The Racing Appeals and Disciplinary Board also disqualified Group One-winner Azkadellia and the other four horses from their Victorian races, stripping them of the prize money they earned when raced in Ben Connolly’s name.
The RAD Board on Monday disqualified Connolly until December 31, 2019.
Azkadellia, Little Bubulu, Loveable Rogue, Hart and Mr Simples won $241,000 prize money in Victorian races but the mare Azkadellia won more than $1.5 million in total in NSW, Victoria and Queensland.
The RAD Board heard Foster was the mastermind of an elaborate and sophisticated plan to have the horses race in the name of Connolly, who was then Maher’s racing manager.
Racing Victoria stewards’ barrister Dr Clifford Pannam QC said Connolly played a central role in a conspiracy to fraudulently convince the stewards to lift a ban on the five horses.

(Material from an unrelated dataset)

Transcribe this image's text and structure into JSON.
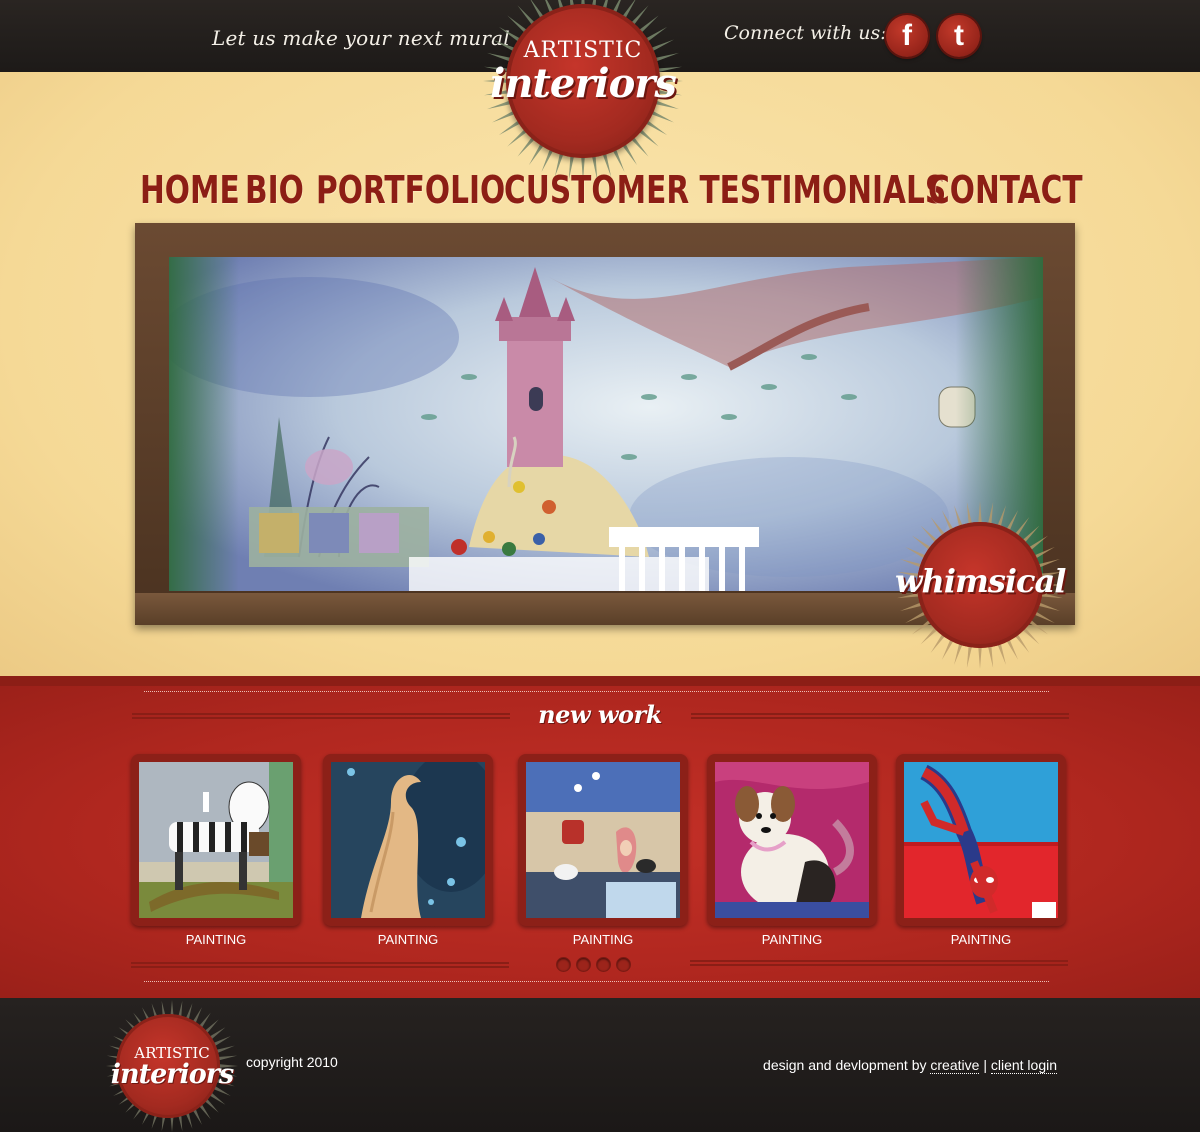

“It was a deliberately hatched plan masterminded by Foster, whose very connection with the horses in question led to the ban originally being put in place in January 2015,” Pannam said.
Pannam said the sophisticated arrangement succeeded for almost a year.
He said Azkadellia in particular was very successful, leading to a very substantial amount of money being diverted to Foster or his interests.
Connolly told stewards Maher had no knowledge of the arrangements but the former racing manager has now told the board in a statement: “I thought he knew.”
That extraordinarily statement should be taken with a grain of salt, Pannam said.
Pannam said it showed Connolly had persisted in not coming forward with the real facts, despite pleading guilty to two charges under racing rules.
The RAD Board heard Connolly was paid $2000 a week to be the trustee of the racehorses and was to receive 10 per cent of any prize money.
But Connolly’s barrister Peter Caillard said his client did not receive any of the prize money, which went to Foster.
Connolly described Foster as charismatic and persuasive, Caillard said.
He said Connolly admitted he misled the stewards about the elaborate scheme.
“He accepts that he lacked candour and was complicit in an elaborate attempt to hide Foster’s ongoing interests,” Caillard said.
Caillard said Connolly had lost his career, his reputation and his social network.
Maher was last month suspended for six months and fined $75,000 for conduct prejudicial to racing after conceding he should have known the horses were actually owned by Foster.
RV chief steward Terry Bailey says the five horses are still banned from racing but their ownership is now a legal matter.
He said the stewards would abide by any court order about the horses’ ownership, but said that would have to be sought by the owners.